On Saturday, April 12, three days after American troops toppled the statue of Saddam Hussein in Baghdad, Sheriff Clarke joined in a Support Our Troops rally. Emceed by WTMJ’s Charlie Sykes and fellow talk show host Jeff Wagner, the rally drew about 1,000 people to the War Memorial. Speakers included Milwaukee County Executive Scott Walker and state Reps. Leah Vukmir and Mark Gundrum, Congressmen Paul Ryan and Mark Green and Sen. Herb Kohl, the only Democrat on the stage – except for Clarke.
The crowd was decidedly Republican. Egged on by the speakers, they heartily booed the mere mention of Democrats Tom Daschle, John Kerry, Russ Feingold, Jerry Kleczka and Bill Clinton, as well as France, the Dixie Chicks and the “Hollywood Halfwits,” as Congressman Green called the Susan Sarandons and Martin Sheens of southern California.

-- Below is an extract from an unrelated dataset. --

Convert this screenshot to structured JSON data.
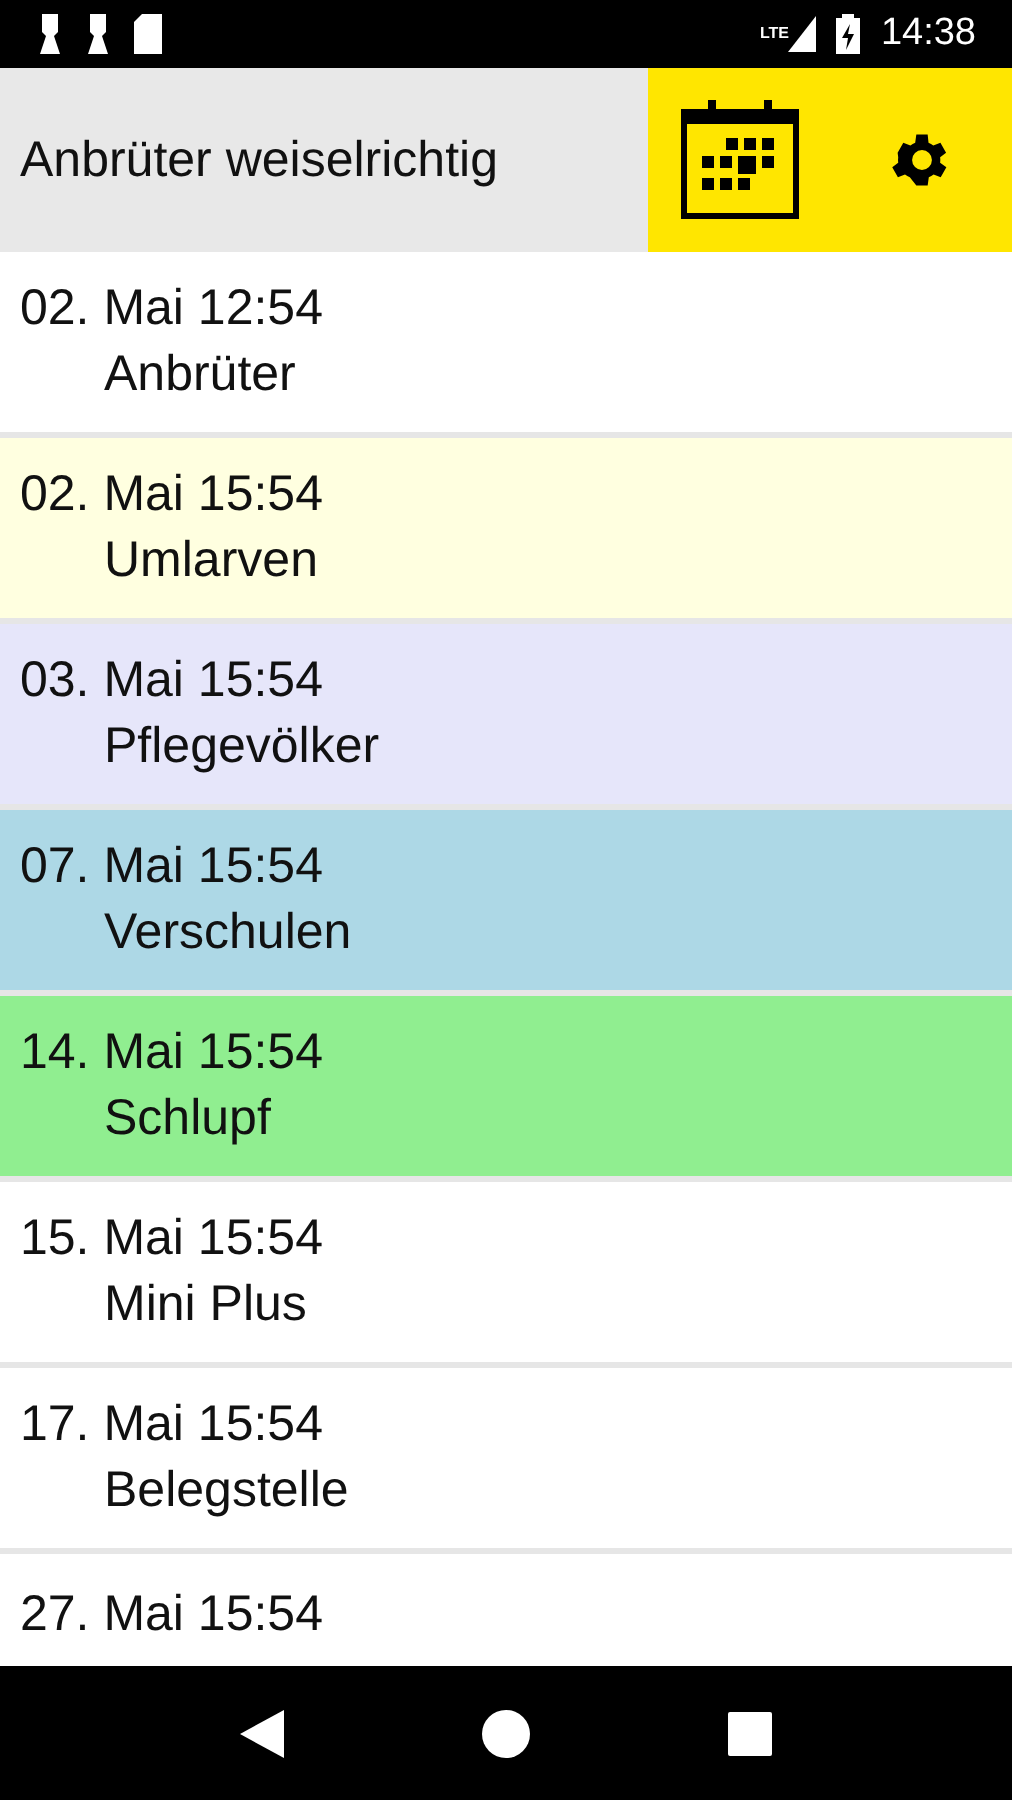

Clarke, the only non-Caucasian speaker and one of few blacks to attend the rally, was well received by the conservative crowd. In sunglasses and a black sweater bearing a gold sheriff’s patch sewn over his heart, Clarke took the microphone in hand and spoke without notes, smiling warmly at the throng of flag-wavers.
Repeating the rhetoric of the White House, he said he was “shocked” that there were still people in Saddam’s regime who thought they could defy the U.S.-led military forces and was “in awe” of President Bush’s “will and courage” to unleash the might of the United States against the regime.
“Someone,” he said, his voice booming, “forgot to tell Saddam Hussein there’s a new sheriff in town – at 1600 Pennsylvania Avenue.”
The crowd roared, and near the foot of the stage a chant began to build: “Run for mayor! Run for mayor!”
“Let’s not start that,” said the sheriff, flashing a broad winner’s grin at his admirers.
At press time, the sheriff had made no decision on a bid for Milwaukee mayor. His own father dismissed the idea as “that mayor crap.” But David Clarke can charge up a crowd like no other politician to come along in a very long time.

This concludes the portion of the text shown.